BLUEBERRY ALMOND SMOOTHIE
The Blueberry Almond Smoothie is a rich and creamy blend that combines the sweet and tangy flavour of blueberries with almond butter’s smooth, nutty taste. This smoothie is perfect for breakfast or a quick snack, offering a balanced mix of natural sweetness and healthy fats. The banana adds a creamy texture and natural sweetness, while the almond milk keeps it light and dairy-free.

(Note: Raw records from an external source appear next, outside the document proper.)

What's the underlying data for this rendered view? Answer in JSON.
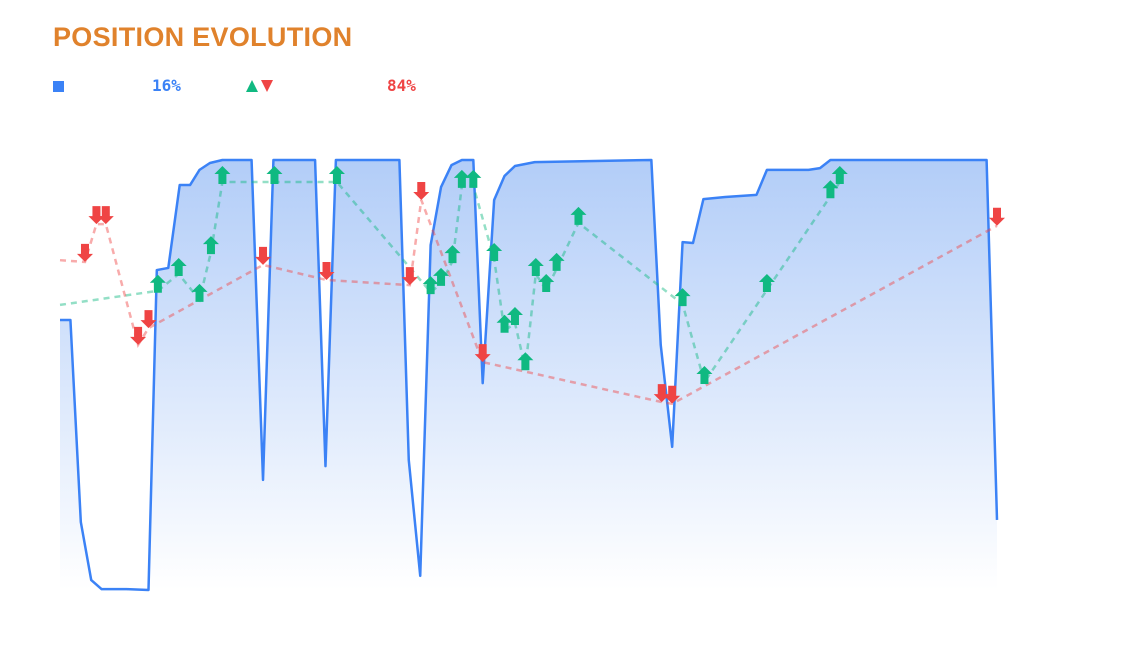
{
  "title": "POSITION EVOLUTION",
  "legend": {
    "position_pct": "16%",
    "trades_pct": "84%",
    "position_color": "#3b82f6",
    "buy_color": "#10b981",
    "sell_color": "#ef4444"
  },
  "chart_data": {
    "type": "area",
    "title": "POSITION EVOLUTION",
    "xlabel": "",
    "ylabel": "",
    "xlim": [
      0,
      90
    ],
    "ylim": [
      0,
      100
    ],
    "grid": false,
    "axes_visible": false,
    "series": [
      {
        "kind": "area",
        "color": "#3b82f6",
        "x": [
          0,
          1,
          2,
          3,
          4,
          6.4,
          8.5,
          9.3,
          10.4,
          11.5,
          12.5,
          13.4,
          14.4,
          15.6,
          18.4,
          19.5,
          20.5,
          24.5,
          25.5,
          26.5,
          32.6,
          33.5,
          34.6,
          35.6,
          36.6,
          37.6,
          38.6,
          39.7,
          40.6,
          41.7,
          42.7,
          43.7,
          45.6,
          56.8,
          57.7,
          58.8,
          59.8,
          60.8,
          61.8,
          63.9,
          66.9,
          67.9,
          71.9,
          73.0,
          74.0,
          89.0,
          90.0
        ],
        "y": [
          62.8,
          62.8,
          15.8,
          2.3,
          0.2,
          0.2,
          0,
          74.4,
          74.9,
          94.2,
          94.2,
          97.7,
          99.3,
          100,
          100,
          25.6,
          100,
          100,
          28.8,
          100,
          100,
          30.2,
          3.3,
          80.2,
          93.7,
          98.8,
          100,
          100,
          48.1,
          90.7,
          96.3,
          98.6,
          99.5,
          100,
          57.0,
          33.3,
          80.9,
          80.7,
          90.9,
          91.4,
          91.9,
          97.7,
          97.7,
          98.1,
          100,
          100,
          16.3
        ]
      },
      {
        "kind": "buy-markers",
        "color": "#10b981",
        "line_start": [
          0,
          66.3
        ],
        "x": [
          9.4,
          11.4,
          13.4,
          14.5,
          15.6,
          20.6,
          26.6,
          35.6,
          36.6,
          37.7,
          38.6,
          39.7,
          41.7,
          42.7,
          43.7,
          44.7,
          45.7,
          46.7,
          47.7,
          49.8,
          59.8,
          61.9,
          67.9,
          74.0,
          74.9
        ],
        "y": [
          73.3,
          77.2,
          71.2,
          82.3,
          98.6,
          98.6,
          98.6,
          73.0,
          74.9,
          80.2,
          97.7,
          97.7,
          80.7,
          64.0,
          65.8,
          55.3,
          77.2,
          73.5,
          78.4,
          89.1,
          70.2,
          52.1,
          73.5,
          95.3,
          98.6
        ]
      },
      {
        "kind": "sell-markers",
        "color": "#ef4444",
        "line_start": [
          0,
          76.7
        ],
        "x": [
          2.4,
          3.5,
          4.4,
          7.5,
          8.5,
          19.5,
          25.6,
          33.6,
          34.7,
          40.6,
          57.8,
          58.8,
          90.0
        ],
        "y": [
          76.3,
          85.1,
          85.1,
          57.0,
          60.9,
          75.6,
          72.1,
          70.9,
          90.7,
          53.0,
          43.7,
          43.3,
          84.7
        ]
      }
    ]
  }
}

Packed with antioxidants from the blueberries and protein from the almond butter, this smoothie is delicious and nourishing, making it an excellent choice for a healthy and satisfying drink.
RECIPE CATEGORY
Breakfast, Snack
SERVING SIZE
1
CUISINE
American
PREPARATION / TECHNIQUES
No-Cook, 5 ingredients or less
OCCASION / HOLIDAY
Spring, Summer, Wellness Retreat, Family Gathering, Picnic
SPECIAL CONSIDERATION / DIETARY CONCERNS
Healthy, Vegan, High Fibre, Low Fat, Gluten-Free, Quick & Easy, Kid Friendly
DISH TYPE
Smoothie, Drink
INGREDIENTS FOR BLUEBERRY ALMOND SMOOTHIE
- 1/2 cup blueberries
- 1/2 banana
- 1 tbsp almond butter
- 1/2 cup almond milk
FULL NUTRITIONAL INFORMATION
- Calories: 180 kcal
- Protein: 4g
- Carbohydrates: 28g
- Sugars: 14g
- Fibre: 5g
- Fat: 8g
- Saturated Fat:5g
- Sodium: 60mg
- Potassium: 350mg
- Vitamin C: 15% of Daily Value (DV)
- Calcium: 10% of Daily Value (DV)
PREPARATION FOR BLUEBERRY ALMOND SMOOTHIE
- Prepare the Blueberries: Rinse the blueberries thoroughly to remove any dirt or debris.

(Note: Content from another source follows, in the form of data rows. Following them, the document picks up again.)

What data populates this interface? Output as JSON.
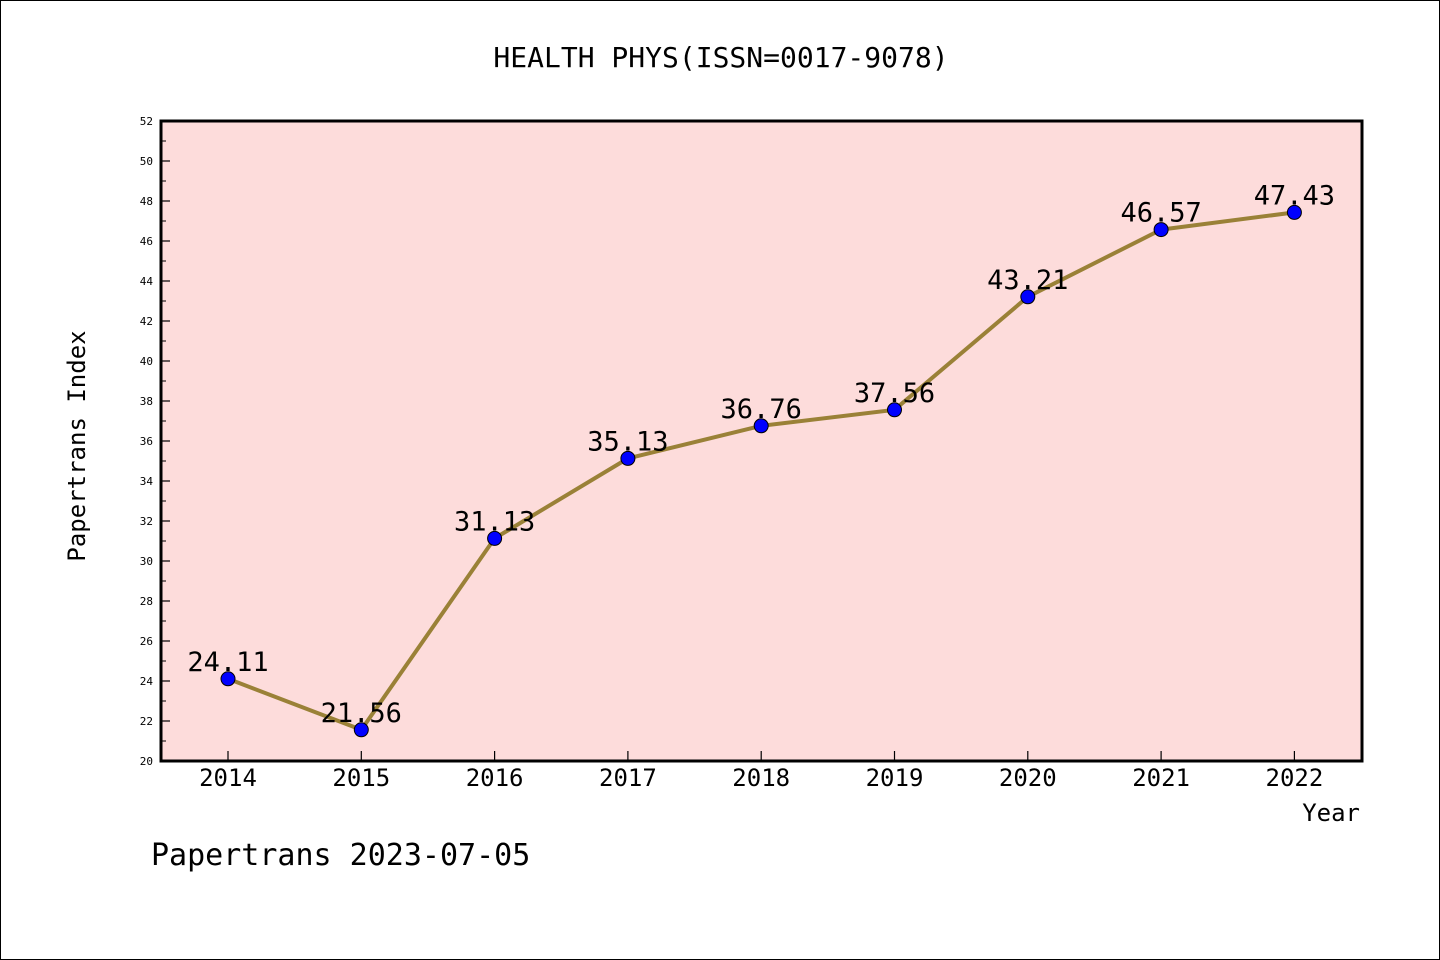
{
  "chart_data": {
    "type": "line",
    "title": "HEALTH PHYS(ISSN=0017-9078)",
    "xlabel": "Year",
    "ylabel": "Papertrans Index",
    "x": [
      "2014",
      "2015",
      "2016",
      "2017",
      "2018",
      "2019",
      "2020",
      "2021",
      "2022"
    ],
    "series": [
      {
        "values": [
          24.11,
          21.56,
          31.13,
          35.13,
          36.76,
          37.56,
          43.21,
          46.57,
          47.43
        ],
        "labels": [
          "24.11",
          "21.56",
          "31.13",
          "35.13",
          "36.76",
          "37.56",
          "43.21",
          "46.57",
          "47.43"
        ]
      }
    ],
    "ylim": [
      20,
      52
    ],
    "yticks": [
      "20",
      "22",
      "24",
      "26",
      "28",
      "30",
      "32",
      "34",
      "36",
      "38",
      "40",
      "42",
      "44",
      "46",
      "48",
      "50",
      "52"
    ],
    "grid": false,
    "colors": {
      "plot_background": "#fddcdb",
      "line": "#9a8137",
      "marker": "#0000ff"
    }
  },
  "footer": {
    "text": "Papertrans 2023-07-05"
  }
}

- Combine Ingredients in Blender: Add the blueberries, banana, almond butter, and almond milk to your blender.
- Blend Until Smooth: Blend on high speed until the mixture is smooth and creamy, ensuring all ingredients are well combined.
- Check Consistency: If the smoothie is too thick, add more almond milk and blend until you reach your desired consistency.
- Serve Immediately: Pour the smoothie into a glass and enjoy it immediately for the freshest taste and best nutritional benefits.
PREP TIME
5 minutes
COOKING TIME
None
TIPS
- Use frozen blueberries or banana slices for a thicker, colder smoothie without ice.
- Pre-slice the banana and store it in the fridge or freezer to save time in the morning.
- Adjust the sweetness by adding a drizzle of honey or maple syrup if desired.
VARIATIONS
- Add a handful of spinach or kale for an extra boost of nutrients without altering the taste.
- Substitute almond butter with peanut butter or sunflower seed butter for a different flavour profile.
- Include a tablespoon of chia seeds or flaxseeds for added fibre and omega-3 fatty acids.
PREPPING AND STORAGE
- Fridge: Store any leftover smoothie in a sealed jar in the refrigerator for up to 24 hours. Shake well before drinking.
- Freezer: Pour the smoothie into ice cube trays and freeze. Blend the cubes with almond milk later for a quick, refreshing drink.